Leave a plunger in the toilet.
The CEO of IKEA was just elected Prime Minister in Sweden.
He should have his cabinet together by the end of the weekend.
What do you call a Muslim guy in a bathtub?
A bath bomb 💣
What has four legs and one arm?
A Rottweiler in a children’s playground.
Today, I decided to go visit my childhood home. I asked the residents if I could come inside because I was feeling nostalgic, but they refused and slammed the door in my face.
My parents are the worst.
Today in class, I screamed "Jenga!"
We were watching a 9/11 documentary.
What do alcoholics and necrophiliacs have in common?
They both like cracking open a cold one.
What do cheap hotels and designer jeans have in common?
No ballroom.
I pushed the kid in the wheelchair down the hill, but before I did, I set his wheels on fire and called him "hot wheels."
My initials are K.M.C.
Which could also stand for "Kill Main Character".
Which I am planning to do in this book I’m writing.
I’m writing an autobiography.
I can explain Superman and Batman movies in one sentence.
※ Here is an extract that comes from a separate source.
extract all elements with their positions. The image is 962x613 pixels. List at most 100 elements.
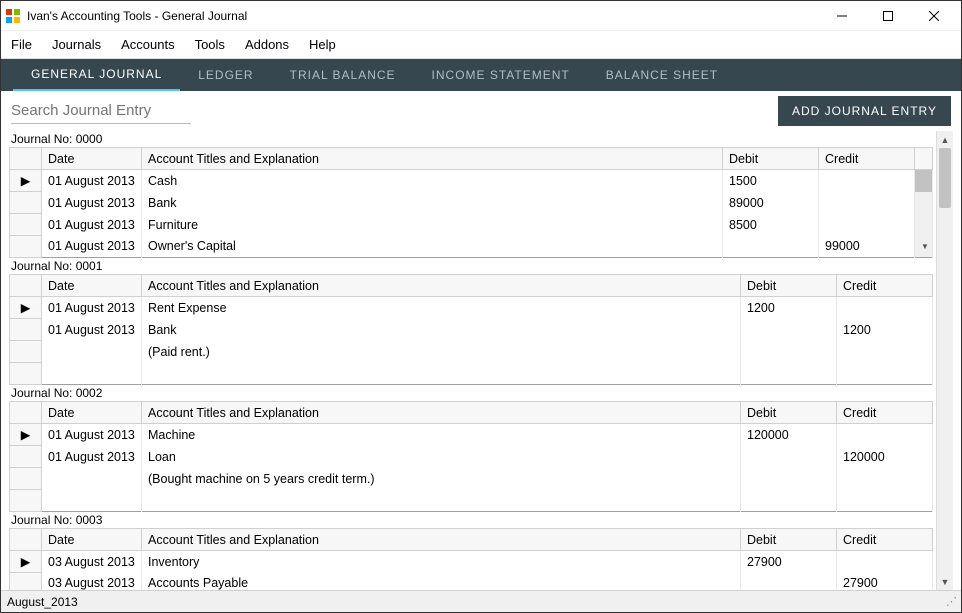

Two orphans fighting in the rain.
I just went on a date with a woman in a wheelchair.
I stood her up, which made her fall for me. At first it was a drag, but now we’re rolling.
There was a girl I used to date, only to find out that she used to be a man. You could say, she put me in a trans.
They say that the tongue is the strongest muscle in the human body. Wanna fight? 👅💦
Theory is when you know everything but nothing works.
Practice is when everything works but no one knows why.
In our lab, theory and practice are combined: Nothing works and no one knows why.
What do Drake and math have in common? They’re both hard for kids.
What do you call Adolf Hitler in a pool? Adolfin.
An orphan was running down the road. A car pulled up and said, "Get in." So the orphan got in and said, "Where are we going?" The kidnapper said, "I'm taking you to my house." The orphan replied, "OML, ARE YOU ADOPTING ME!?"
My friend entered a pun contest. He entered ten, figuring at least one of them would win, but no pun in ten did.
Why does Michael Jackson like Doge Miner? He thinks it's about minors dressed in doge costumes.